La controversia oggetto della pronuncia trae origine dal trattenimento da parte di SCF del 19% dei compensi spettanti a Tattica S.r.l. per i diritti connessi alle opere di Renato Zero, a titolo di quota di aggio ai produttori apolidi, percentuale generalmente applicata dalle collecting ai propri mandanti. Nel caso di specie, tuttavia, Tattica, non aveva conferito alcun mandato per la gestione di tali diritti, di cui si occupa in autonomia. Il Tribunale di Milano era, dunque, tenuto a pronunciarsi circa la legittimità del trattenimento dai compensi spettanti a Tattica della quota di intermediazione. Il Tribunale pur riconoscendo come legittima l’attività di gestione svolta da SCF nell’interesse dei produttori fonografici non associati, assoggettandola alla relativa disciplina codicistica, ha dichiarato illegittimo il trattenimento della quota suindicata. Il giudice ha, dunque, ritenuto ingiustificabile il trattenimento dai proventi della percentuale di intermediazione, di solito applicata ai mandanti, ad un titolare di diritti connessi cosiddetti apolidi, definendo ingiustificabile l’imposizione di una commissione per la gestione dei diritti connessi, in assenza di un mandato esplicito. Il Tribunale di Milano, infatti, pur riconoscendo la presenza di tutti gli elementi tipici della gestione di affari, ha escluso che la percentuale di intermediazione rientrasse tra le spese ammissibili. Ciò in quanto, l’attività del gestore non prevede alcun compenso, essendo fondata sulla spontaneità e sul principio di solidarietà che caratterizzano l’interposizione gestoria. Nel riconoscere Tattica S.r.l. come «produttore fonografico apolide», il Tribunale ha condannato a SCF alla restituzione della somma di 145.000 euro.
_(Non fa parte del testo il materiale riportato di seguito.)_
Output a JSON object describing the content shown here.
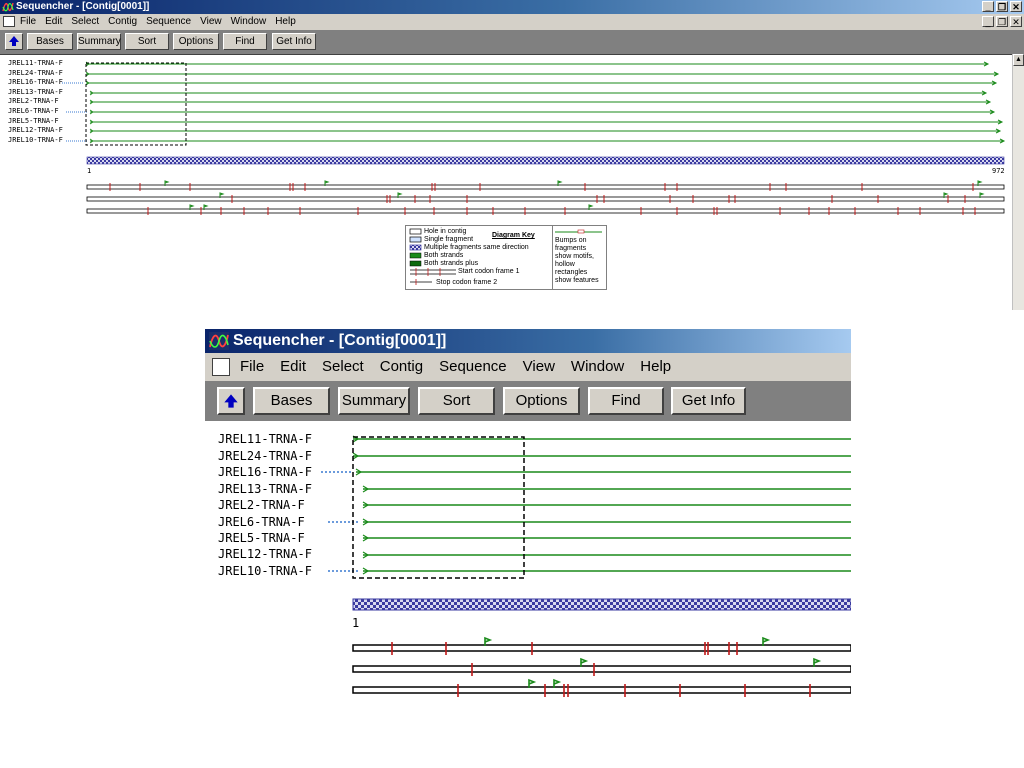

Questa sentenza segna un punto decisivo per i diritti apolidi di produttori e artisti indipendenti, rappresentando un importante precedente, stabilendo che le collecting non possano imporre costi di intermediazioni senza aver ricevuto un mandato formale. Le implicazioni di questa decisione avranno un impatto significativo sui futuri rapporti tra collecting e apolidi, con effetti che si estenderanno ben oltre il singolo caso.